Proccess hanging in infinite loop when input audio is not loud enough #67

Closed Pop-Vlad closed 2 weeks ago

Pop-Vlad commented 5 months ago

Running the followig code results in the process getting stuck when not speaking loud enough:

mic = WhisperMic()
result = mic.record(duration=2)
print(result)

The issue seems to come from the function __transcribe, where self.result_queue is filled only when is_audio_loud_enough is true:

    if is_audio_loud_enough:
        # faster_whisper returns an iterable object rather than a string
        if self.faster:
            segments, info = self.audio_model.transcribe(audio_data)
            predicted_text = ''
            for segment in segments:
                predicted_text += segment.text
        else:
            if self.english:
                result = self.audio_model.transcribe(audio_data,language='english',suppress_tokens="")
            else:
                result = self.audio_model.transcribe(audio_data,suppress_tokens="")
                predicted_text = result["text"]

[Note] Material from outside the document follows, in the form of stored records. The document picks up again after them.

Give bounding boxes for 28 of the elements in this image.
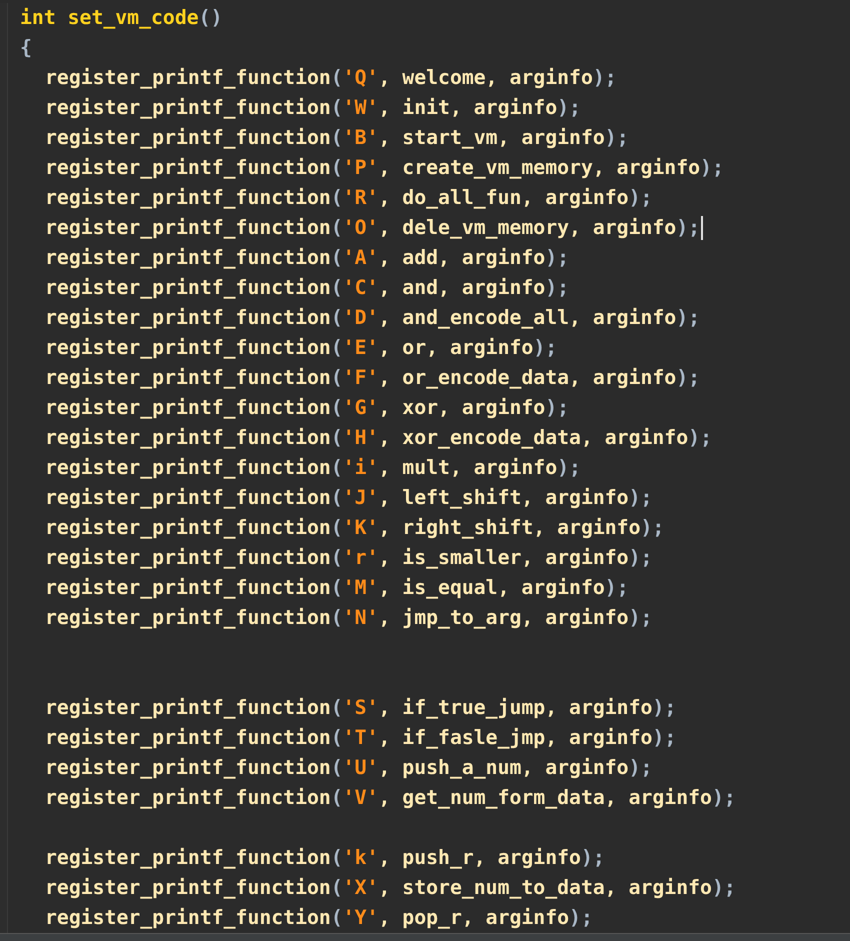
code-line: register_printf_function('r', is_smaller, arginfo); <box>45 545 652 572</box>
code-line: register_printf_function('M', is_equal, arginfo); <box>45 575 629 602</box>
code-line: register_printf_function('F', or_encode_data, arginfo); <box>45 365 700 392</box>
code-line: register_printf_function('V', get_num_form_data, arginfo); <box>45 785 736 812</box>
code-line: register_printf_function('T', if_fasle_jmp, arginfo); <box>45 725 676 752</box>
code-line: register_printf_function('X', store_num_to_data, arginfo); <box>45 875 736 902</box>
code-line: register_printf_function('k', push_r, arginfo); <box>45 845 605 872</box>
code-line: register_printf_function('A', add, arginfo); <box>45 245 570 272</box>
code-line: register_printf_function('C', and, arginfo); <box>45 275 570 302</box>
code-line: register_printf_function('S', if_true_jump, arginfo); <box>45 695 676 722</box>
code-line: register_printf_function('H', xor_encode_data, arginfo); <box>45 425 712 452</box>
code-line: register_printf_function('P', create_vm_memory, arginfo); <box>45 155 724 182</box>
code-line: register_printf_function('G', xor, arginfo); <box>45 395 570 422</box>
code-line: register_printf_function('R', do_all_fun, arginfo); <box>45 185 652 212</box>
code-line: register_printf_function('N', jmp_to_arg, arginfo); <box>45 605 652 632</box>
code-line: register_printf_function('K', right_shift, arginfo); <box>45 515 664 542</box>
code-line: register_printf_function('E', or, arginfo); <box>45 335 558 362</box>
code-line: register_printf_function('Q', welcome, arginfo); <box>45 65 617 92</box>
code-line: register_printf_function('U', push_a_num, arginfo); <box>45 755 652 782</box>
code-line: register_printf_function('W', init, arginfo); <box>45 95 581 122</box>
code-line: register_printf_function('i', mult, arginfo); <box>45 455 581 482</box>
code-brace: { <box>20 35 32 62</box>
code-line: register_printf_function('J', left_shift, arginfo); <box>45 485 652 512</box>
function-signature: int set_vm_code() <box>20 5 222 32</box>
code-line: register_printf_function('B', start_vm, arginfo); <box>45 125 629 152</box>
code-line: register_printf_function('D', and_encode_all, arginfo); <box>45 305 700 332</box>
code-line: register_printf_function('Y', pop_r, arginfo); <box>45 905 593 932</box>
code-line: register_printf_function('O', dele_vm_memory, arginfo); <box>45 213 704 243</box>
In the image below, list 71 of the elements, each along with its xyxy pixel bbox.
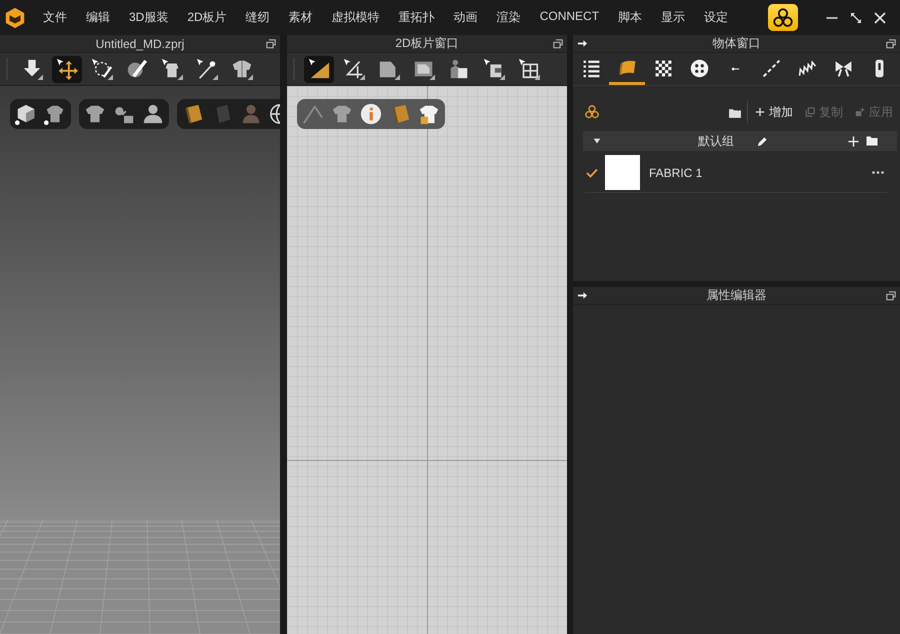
tool-button[interactable] bbox=[52, 56, 82, 82]
panel-title: 2D板片窗口 bbox=[394, 35, 460, 52]
spring-icon bbox=[798, 59, 816, 78]
check-icon[interactable] bbox=[586, 168, 598, 178]
lasso-brush-icon bbox=[91, 58, 113, 80]
menu-item[interactable]: 重拓扑 bbox=[398, 9, 435, 26]
rings-icon bbox=[773, 8, 793, 28]
menu-item[interactable]: 2D板片 bbox=[187, 9, 227, 26]
folder-icon[interactable] bbox=[866, 136, 878, 146]
menu-item[interactable]: CONNECT bbox=[540, 9, 600, 26]
avatar-icon[interactable] bbox=[142, 103, 164, 125]
pencil-icon[interactable] bbox=[757, 136, 768, 146]
tuck-icon bbox=[483, 58, 505, 80]
menu-item[interactable]: 动画 bbox=[454, 9, 478, 26]
polyline-icon bbox=[343, 58, 365, 80]
close-icon[interactable] bbox=[874, 12, 886, 24]
rings-button[interactable] bbox=[768, 4, 798, 31]
bow-icon bbox=[834, 59, 852, 78]
locked-shirt-icon[interactable] bbox=[418, 103, 440, 125]
panel-title: 属性编辑器 bbox=[706, 287, 768, 304]
cube-icon[interactable] bbox=[15, 103, 37, 125]
sphere-brush-icon bbox=[126, 58, 148, 80]
restore-icon[interactable] bbox=[553, 38, 563, 48]
down-arrow-icon bbox=[21, 58, 43, 80]
shirt-icon[interactable] bbox=[44, 103, 66, 125]
group-name: 默认组 bbox=[698, 132, 734, 150]
avatar-garment-icon bbox=[448, 58, 470, 80]
menu-item[interactable]: 虚拟模特 bbox=[332, 9, 380, 26]
app-logo-icon bbox=[4, 6, 26, 28]
apply-icon bbox=[855, 107, 865, 117]
action-button[interactable]: 增加 bbox=[755, 104, 793, 120]
restore-icon[interactable] bbox=[886, 38, 896, 48]
sewing-button-icon bbox=[690, 59, 708, 78]
garment-icon bbox=[161, 58, 183, 80]
menu-item[interactable]: 显示 bbox=[661, 9, 686, 26]
panel-title: 物体窗口 bbox=[712, 35, 762, 52]
menu-item[interactable]: 编辑 bbox=[86, 9, 110, 26]
pin-icon bbox=[196, 58, 218, 80]
arrow-icon[interactable] bbox=[576, 38, 588, 49]
checkerboard-icon bbox=[654, 59, 672, 78]
minimize-icon[interactable] bbox=[826, 16, 838, 18]
triangle-icon bbox=[308, 58, 330, 80]
info-icon[interactable] bbox=[360, 103, 382, 125]
move-arrows-icon bbox=[56, 58, 78, 80]
shirt-icon[interactable] bbox=[84, 103, 106, 125]
group-header[interactable]: 默认组 bbox=[583, 131, 897, 151]
menu-item[interactable]: 渲染 bbox=[496, 9, 521, 26]
menu-item[interactable]: 3D服装 bbox=[129, 9, 168, 26]
restore-icon[interactable] bbox=[886, 290, 896, 300]
arrow-icon[interactable] bbox=[576, 290, 588, 301]
more-icon[interactable] bbox=[872, 171, 884, 174]
fabric-icon bbox=[618, 59, 636, 78]
menu-item[interactable]: 设定 bbox=[704, 9, 728, 26]
restore-icon[interactable] bbox=[266, 38, 276, 48]
menu-item[interactable]: 素材 bbox=[288, 9, 313, 26]
copy-icon bbox=[805, 107, 815, 117]
tshirt-icon bbox=[231, 58, 253, 80]
menu-item[interactable]: 脚本 bbox=[618, 9, 642, 26]
caret-icon[interactable] bbox=[593, 138, 601, 144]
list-icon bbox=[582, 59, 600, 78]
grid-icon bbox=[518, 58, 540, 80]
rings-icon bbox=[585, 105, 599, 119]
maximize-icon[interactable] bbox=[850, 12, 862, 24]
panel-title: Untitled_MD.zprj bbox=[94, 36, 186, 50]
tool-button[interactable] bbox=[304, 56, 334, 82]
plus-icon[interactable] bbox=[848, 136, 859, 146]
plus-icon bbox=[755, 107, 765, 117]
dashed-line-icon bbox=[762, 59, 780, 78]
menu-item[interactable]: 缝纫 bbox=[246, 9, 270, 26]
fabric-name: FABRIC 1 bbox=[649, 166, 702, 180]
menu-item[interactable]: 文件 bbox=[43, 9, 67, 26]
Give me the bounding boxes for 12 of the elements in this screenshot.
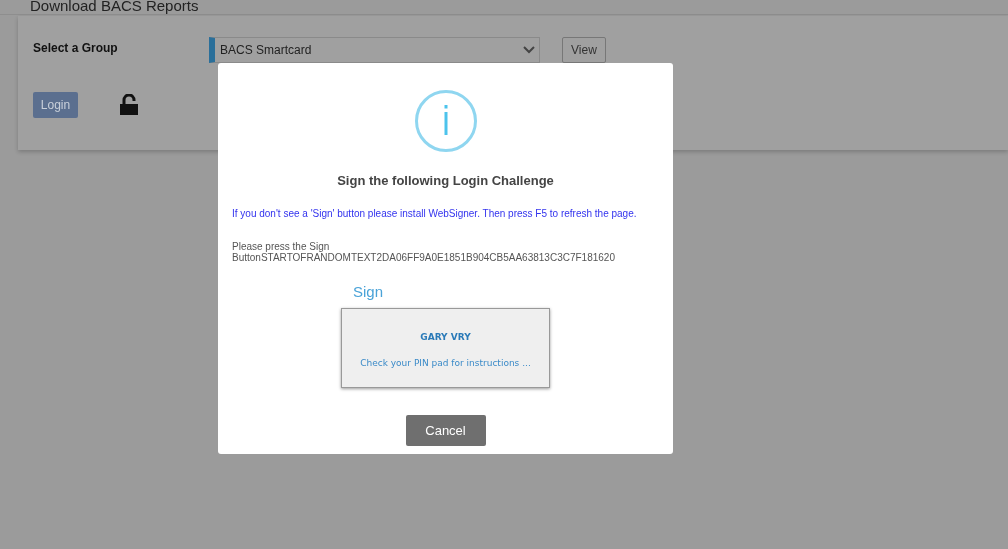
signer-panel[interactable]: GARY VRY Check your PIN pad for instructions ... [341,308,550,388]
pin-pad-instruction: Check your PIN pad for instructions ... [360,356,531,370]
info-icon [414,90,477,152]
dialog-title: Sign the following Login Challenge [337,172,554,190]
challenge-text: Please press the Sign ButtonSTARTOFRANDOMTEXT2DA06FF9A0E1851B904CB5AA63813C3C7F181620 [232,240,616,263]
sign-heading: Sign [353,281,385,302]
login-button[interactable]: Login [33,92,78,118]
cancel-button[interactable]: Cancel [405,415,486,446]
chevron-down-icon [523,46,535,54]
group-label: Select a Group [33,40,119,57]
signer-name: GARY VRY [420,331,471,344]
page-title: Download BACS Reports [30,0,200,13]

        if not self.verbose:
            if predicted_text not in self.banned_results:
                self.result_queue.put_nowait(predicted_text)
        else:
            if predicted_text not in self.banned_results:
                self.result_queue.put_nowait(result)

As a result, the functions listen and record get stuck in the following loop, because self.result_queue is always empty:

    while True:
        if not self.result_queue.empty():
            return self.result_queue.get()
FontaineRiant commented 3 months ago

Here's what you can do in the meantime:

from whisper_mic import WhisperMic, get_logger

class CustomMic(WhisperMic):
    def __init__(self, *args, **kwargs):
        super().__init__(*args, **kwargs)

    def listen(self, timeout=None, phrase_time_limit=None):
        self.logger.info("Listening...")
        while self.result_queue.empty():
            self._WhisperMic__listen_handler(timeout, phrase_time_limit)
        while True:
            if not self.result_queue.empty():
                return self.result_queue.get()

    def record(self, duration=None, offset=None):
        self.logger.info("Listening...")
        while self.result_queue.empty():
            self._WhisperMic__record_handler(duration, offset)
        while True:
            if not self.result_queue.empty():
                return self.result_queue.get()

And use that custom class instead

mallorbc commented 2 weeks ago

83 should have fixed this. Please reopen if not.